Магия и ирония
Опубликовано в журнале Знамя, номер 3, 1998
“Имеющий быть…”
Григорий Марк. Имеющий быть. — СПб.: Роспринт, 1997.
По распространенному мнению, ленинградская поэзия отличается от московской своеобразным бескорыстием. В те времена, когда никого и нигде — за редким исключением — все равно не печатали, ленинградские поэты откровенно писали в стол и друг для друга, не ставя перед собой неблагодарной задачи взять приступом редактора, редакторшу или целое издательство.

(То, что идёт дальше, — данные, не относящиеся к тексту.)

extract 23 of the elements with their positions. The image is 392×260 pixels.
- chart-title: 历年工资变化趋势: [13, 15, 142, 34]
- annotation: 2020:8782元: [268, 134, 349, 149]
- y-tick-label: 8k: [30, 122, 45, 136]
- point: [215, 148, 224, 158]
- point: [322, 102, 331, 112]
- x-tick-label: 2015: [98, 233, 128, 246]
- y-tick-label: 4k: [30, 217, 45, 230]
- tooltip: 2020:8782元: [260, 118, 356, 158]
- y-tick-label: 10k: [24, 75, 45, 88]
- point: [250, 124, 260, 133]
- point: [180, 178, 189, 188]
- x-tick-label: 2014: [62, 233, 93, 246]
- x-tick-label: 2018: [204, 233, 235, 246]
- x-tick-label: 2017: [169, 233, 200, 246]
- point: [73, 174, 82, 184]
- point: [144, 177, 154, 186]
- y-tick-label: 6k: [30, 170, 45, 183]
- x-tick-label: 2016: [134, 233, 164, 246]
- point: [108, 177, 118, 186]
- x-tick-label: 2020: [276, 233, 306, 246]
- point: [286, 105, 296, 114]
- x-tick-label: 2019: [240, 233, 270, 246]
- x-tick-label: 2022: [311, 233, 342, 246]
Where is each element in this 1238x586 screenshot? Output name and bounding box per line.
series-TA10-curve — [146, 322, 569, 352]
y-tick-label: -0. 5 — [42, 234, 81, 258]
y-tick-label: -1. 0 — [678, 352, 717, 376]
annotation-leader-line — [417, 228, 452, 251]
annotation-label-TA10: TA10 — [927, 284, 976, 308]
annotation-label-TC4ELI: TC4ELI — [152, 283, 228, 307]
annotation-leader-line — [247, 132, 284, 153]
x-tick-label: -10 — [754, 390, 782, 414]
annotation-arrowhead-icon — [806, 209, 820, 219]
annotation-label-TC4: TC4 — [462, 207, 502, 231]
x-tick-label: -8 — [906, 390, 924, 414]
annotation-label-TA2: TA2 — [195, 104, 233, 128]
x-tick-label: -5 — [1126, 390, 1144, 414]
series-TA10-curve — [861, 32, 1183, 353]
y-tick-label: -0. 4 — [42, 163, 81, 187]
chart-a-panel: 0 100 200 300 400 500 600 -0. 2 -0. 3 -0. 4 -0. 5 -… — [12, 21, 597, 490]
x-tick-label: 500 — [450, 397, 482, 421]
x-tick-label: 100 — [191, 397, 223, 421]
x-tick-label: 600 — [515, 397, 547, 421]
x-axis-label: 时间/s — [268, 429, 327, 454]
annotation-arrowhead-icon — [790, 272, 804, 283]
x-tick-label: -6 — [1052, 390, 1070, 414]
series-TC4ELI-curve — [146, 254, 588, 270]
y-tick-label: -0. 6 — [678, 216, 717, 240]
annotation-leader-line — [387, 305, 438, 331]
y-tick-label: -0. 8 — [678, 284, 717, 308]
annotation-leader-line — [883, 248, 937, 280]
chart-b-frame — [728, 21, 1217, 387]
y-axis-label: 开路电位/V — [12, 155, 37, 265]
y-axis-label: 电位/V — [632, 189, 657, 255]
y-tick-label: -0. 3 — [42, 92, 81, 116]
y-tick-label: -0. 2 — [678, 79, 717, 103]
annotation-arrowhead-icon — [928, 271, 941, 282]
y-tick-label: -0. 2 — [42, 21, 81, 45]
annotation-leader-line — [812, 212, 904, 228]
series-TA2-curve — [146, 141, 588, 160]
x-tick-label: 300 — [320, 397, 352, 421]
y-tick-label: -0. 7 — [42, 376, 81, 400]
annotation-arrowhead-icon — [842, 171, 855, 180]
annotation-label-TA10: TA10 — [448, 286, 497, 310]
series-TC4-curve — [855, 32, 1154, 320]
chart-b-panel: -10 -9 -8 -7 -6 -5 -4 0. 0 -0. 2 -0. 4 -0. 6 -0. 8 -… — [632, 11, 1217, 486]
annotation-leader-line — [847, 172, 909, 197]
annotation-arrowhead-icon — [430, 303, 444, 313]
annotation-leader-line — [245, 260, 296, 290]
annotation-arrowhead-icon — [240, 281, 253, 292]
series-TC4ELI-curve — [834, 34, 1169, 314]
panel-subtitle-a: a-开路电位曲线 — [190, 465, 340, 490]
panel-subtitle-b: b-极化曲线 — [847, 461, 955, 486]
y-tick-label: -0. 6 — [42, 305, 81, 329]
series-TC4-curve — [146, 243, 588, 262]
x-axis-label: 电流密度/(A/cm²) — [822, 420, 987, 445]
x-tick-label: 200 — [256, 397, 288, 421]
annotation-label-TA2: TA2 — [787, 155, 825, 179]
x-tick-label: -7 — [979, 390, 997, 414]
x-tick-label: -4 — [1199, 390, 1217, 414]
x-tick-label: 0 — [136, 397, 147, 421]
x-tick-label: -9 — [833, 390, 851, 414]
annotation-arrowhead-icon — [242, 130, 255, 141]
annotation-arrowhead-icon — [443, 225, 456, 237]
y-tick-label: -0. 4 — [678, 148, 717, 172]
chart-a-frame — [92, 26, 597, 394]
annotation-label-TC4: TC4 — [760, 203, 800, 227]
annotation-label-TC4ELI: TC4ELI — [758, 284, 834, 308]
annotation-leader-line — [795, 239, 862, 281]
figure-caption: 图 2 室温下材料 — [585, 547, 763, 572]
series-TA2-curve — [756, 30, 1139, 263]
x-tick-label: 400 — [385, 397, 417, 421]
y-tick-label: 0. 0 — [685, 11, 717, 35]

Я бы сказала так: в Москве — городе шумном, бестолковом, хлебосольном и купеческом — долго держались иллюзиями и отроческой самоуверенностью, что можно обмануть порядок событий и переиначить ход литературного процесса. Ленинград — город заносчивый, страдающий и холодный — быстро опомнился от иллюзий и надежд. Он приступил к долгому периоду независимости и практически перестал нуждаться в любом официальном признании. В результате Москва суетилась, Ленинград — терпел. Причем терпели не взрослые умудренные потерями люди, терпело молодое зеленое поколение.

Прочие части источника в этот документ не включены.